Check Point Specialists toldthat they were able to discover one of the reasons for the increase in the number of spam emails related to the so-called “sexual extortion”. In English, the term sextortion, derived from the words sex (“sex”) and extortion (“extortion”), is used to denote such activity. This tactic involves intimidating users: scammers send spam, in which they try to convince their victims that they have some incriminating images or videos, and demand a ransom.
As it turned out, the operators of the Phorpiex botnet (aka Trik) are actively engaged in sexual extortion. Researchers write that bulk mailings account for up to 27 million emails in a single campaign, meaning some Phorpiex-infected machines send up to 30,000 malicious emails per hour. Over five months of observation, Cheak Point analysts tracked more than 14 bitcoins (approximately $ 115,000), which victims of extortion transferred as ransoms to Phorpiex operators.

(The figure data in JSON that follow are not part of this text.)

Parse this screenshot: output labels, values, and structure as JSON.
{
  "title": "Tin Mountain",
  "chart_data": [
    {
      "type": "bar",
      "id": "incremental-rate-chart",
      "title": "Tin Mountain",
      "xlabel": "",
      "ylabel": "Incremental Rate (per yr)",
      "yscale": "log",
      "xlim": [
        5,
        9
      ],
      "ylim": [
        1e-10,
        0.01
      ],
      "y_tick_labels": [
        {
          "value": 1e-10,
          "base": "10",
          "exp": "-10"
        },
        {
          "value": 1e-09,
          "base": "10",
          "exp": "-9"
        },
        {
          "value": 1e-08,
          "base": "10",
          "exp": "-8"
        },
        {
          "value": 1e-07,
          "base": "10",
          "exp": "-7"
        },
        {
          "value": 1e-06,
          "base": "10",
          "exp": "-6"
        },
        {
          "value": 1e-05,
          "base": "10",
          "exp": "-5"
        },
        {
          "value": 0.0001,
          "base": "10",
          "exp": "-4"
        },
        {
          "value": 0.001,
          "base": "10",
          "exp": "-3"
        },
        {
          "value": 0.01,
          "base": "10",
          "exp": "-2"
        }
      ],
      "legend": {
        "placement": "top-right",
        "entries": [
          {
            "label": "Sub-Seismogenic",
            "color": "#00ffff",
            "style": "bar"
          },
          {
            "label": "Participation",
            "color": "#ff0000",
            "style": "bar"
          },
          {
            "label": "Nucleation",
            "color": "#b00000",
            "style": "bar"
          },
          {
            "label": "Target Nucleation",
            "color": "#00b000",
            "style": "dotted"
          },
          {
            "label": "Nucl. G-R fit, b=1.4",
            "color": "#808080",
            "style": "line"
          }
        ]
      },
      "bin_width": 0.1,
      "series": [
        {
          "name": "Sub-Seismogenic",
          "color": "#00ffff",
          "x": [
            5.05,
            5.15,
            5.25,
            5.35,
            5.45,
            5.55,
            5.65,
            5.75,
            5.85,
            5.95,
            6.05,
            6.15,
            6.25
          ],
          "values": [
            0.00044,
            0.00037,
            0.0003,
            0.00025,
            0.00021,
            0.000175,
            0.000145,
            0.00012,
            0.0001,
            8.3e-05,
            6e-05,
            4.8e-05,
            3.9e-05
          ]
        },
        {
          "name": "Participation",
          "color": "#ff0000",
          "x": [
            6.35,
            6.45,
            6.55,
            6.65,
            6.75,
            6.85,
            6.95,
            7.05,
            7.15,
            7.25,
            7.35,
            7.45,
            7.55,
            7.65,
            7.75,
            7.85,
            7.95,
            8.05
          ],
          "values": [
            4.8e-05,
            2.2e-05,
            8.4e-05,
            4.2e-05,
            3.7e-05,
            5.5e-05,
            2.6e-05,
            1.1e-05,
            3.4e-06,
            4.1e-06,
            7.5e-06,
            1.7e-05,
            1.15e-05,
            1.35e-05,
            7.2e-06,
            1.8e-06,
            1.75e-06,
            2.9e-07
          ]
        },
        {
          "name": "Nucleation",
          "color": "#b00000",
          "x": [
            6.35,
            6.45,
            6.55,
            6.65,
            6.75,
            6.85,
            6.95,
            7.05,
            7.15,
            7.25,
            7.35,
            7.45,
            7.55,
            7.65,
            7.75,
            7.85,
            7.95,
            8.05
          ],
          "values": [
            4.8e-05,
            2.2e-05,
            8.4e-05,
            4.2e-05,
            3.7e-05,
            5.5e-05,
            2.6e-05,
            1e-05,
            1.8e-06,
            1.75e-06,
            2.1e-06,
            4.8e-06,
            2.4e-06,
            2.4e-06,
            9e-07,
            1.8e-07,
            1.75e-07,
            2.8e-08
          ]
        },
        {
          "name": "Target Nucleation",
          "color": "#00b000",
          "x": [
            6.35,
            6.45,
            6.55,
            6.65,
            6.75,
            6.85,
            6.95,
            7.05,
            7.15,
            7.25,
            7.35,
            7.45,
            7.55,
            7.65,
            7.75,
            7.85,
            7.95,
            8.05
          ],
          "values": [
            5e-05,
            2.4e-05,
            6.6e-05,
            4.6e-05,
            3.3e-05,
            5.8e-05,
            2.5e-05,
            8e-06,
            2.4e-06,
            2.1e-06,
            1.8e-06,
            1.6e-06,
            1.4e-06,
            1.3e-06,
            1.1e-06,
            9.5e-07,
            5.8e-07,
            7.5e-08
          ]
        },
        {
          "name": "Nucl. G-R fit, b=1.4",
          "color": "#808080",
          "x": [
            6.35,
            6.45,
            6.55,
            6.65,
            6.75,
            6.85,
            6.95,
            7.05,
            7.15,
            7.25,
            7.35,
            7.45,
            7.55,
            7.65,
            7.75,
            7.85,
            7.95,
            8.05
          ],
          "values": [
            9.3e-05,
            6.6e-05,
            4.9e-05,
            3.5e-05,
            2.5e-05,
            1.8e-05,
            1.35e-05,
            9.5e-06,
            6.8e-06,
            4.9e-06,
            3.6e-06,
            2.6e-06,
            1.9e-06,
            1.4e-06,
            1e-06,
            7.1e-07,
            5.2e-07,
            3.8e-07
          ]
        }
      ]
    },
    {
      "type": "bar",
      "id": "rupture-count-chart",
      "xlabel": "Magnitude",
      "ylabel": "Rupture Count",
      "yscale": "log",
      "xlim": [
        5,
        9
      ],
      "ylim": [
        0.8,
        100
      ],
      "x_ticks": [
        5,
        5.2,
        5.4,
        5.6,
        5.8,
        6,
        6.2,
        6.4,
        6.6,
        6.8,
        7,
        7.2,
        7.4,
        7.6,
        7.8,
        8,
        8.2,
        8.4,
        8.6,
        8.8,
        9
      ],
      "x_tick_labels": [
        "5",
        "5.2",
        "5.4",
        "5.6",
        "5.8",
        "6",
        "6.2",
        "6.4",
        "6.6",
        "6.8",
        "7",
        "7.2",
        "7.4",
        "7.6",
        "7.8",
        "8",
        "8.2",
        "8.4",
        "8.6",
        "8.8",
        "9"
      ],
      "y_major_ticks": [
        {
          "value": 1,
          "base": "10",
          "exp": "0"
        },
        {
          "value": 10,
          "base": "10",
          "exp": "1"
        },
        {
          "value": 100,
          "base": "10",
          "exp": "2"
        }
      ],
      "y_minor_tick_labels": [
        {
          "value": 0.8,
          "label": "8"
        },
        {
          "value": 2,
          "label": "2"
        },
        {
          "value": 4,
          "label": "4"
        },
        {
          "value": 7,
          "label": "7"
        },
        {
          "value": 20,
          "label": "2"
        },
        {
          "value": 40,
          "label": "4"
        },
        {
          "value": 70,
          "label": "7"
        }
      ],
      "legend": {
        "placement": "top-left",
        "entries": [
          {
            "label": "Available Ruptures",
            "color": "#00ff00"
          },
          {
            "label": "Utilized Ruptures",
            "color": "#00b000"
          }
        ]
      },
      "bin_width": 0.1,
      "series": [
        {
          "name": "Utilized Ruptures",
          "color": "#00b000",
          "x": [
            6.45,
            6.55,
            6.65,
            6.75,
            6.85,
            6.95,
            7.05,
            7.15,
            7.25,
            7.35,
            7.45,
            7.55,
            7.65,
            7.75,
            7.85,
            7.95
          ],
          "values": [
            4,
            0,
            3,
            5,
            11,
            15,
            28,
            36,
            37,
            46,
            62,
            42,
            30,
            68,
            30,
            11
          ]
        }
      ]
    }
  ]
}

Currently, the Phorpiex botnet includes approximately 450,000 infected computers running Windows. Interestingly, Phorpiex was first discovered more than ten years ago. At the dawn of its existence, the malware worked like a worm, which spread via removable USB drives and storage devices, as well as through private messages Skype and Windows Live Messenger. These initial malware variants were mostly tracked under the name Phorpiex, while the botnet is now more commonly referred to as Trik.
From the very beginning, Phorpiex used infected computers to send spam, and not to steal data from infected hosts and not to deploy second-level malware, for which botnet operators could charge money. Over its very long history, Phorpiex has been distributing almost all the main types of malware: from banking Trojans to ransomware, from infostealers to pharmaceutical spam. In this light, it is not surprising that botnet operators have turned their attention to sexual extortion, because now it is a very popular trend in the criminal world.
An interesting feature of Phorpiex ransomware campaigns is that in their messages, attackers not only claim to have videos compromising the victim, but also their passwords. As evidence, the ransomware cites one of the user's passwords in the letter.
It is not known where exactly the scammers get the recorded data of their victims, but the researchers note that all the email addresses to which the ransomware spam is sent can be found in the bases of the leak aggregator Have I Been Pwned. That is, previously these users were victims of data leaks. Obviously, at the disposal of the attackers there are many once leaked databases, from where they draw information.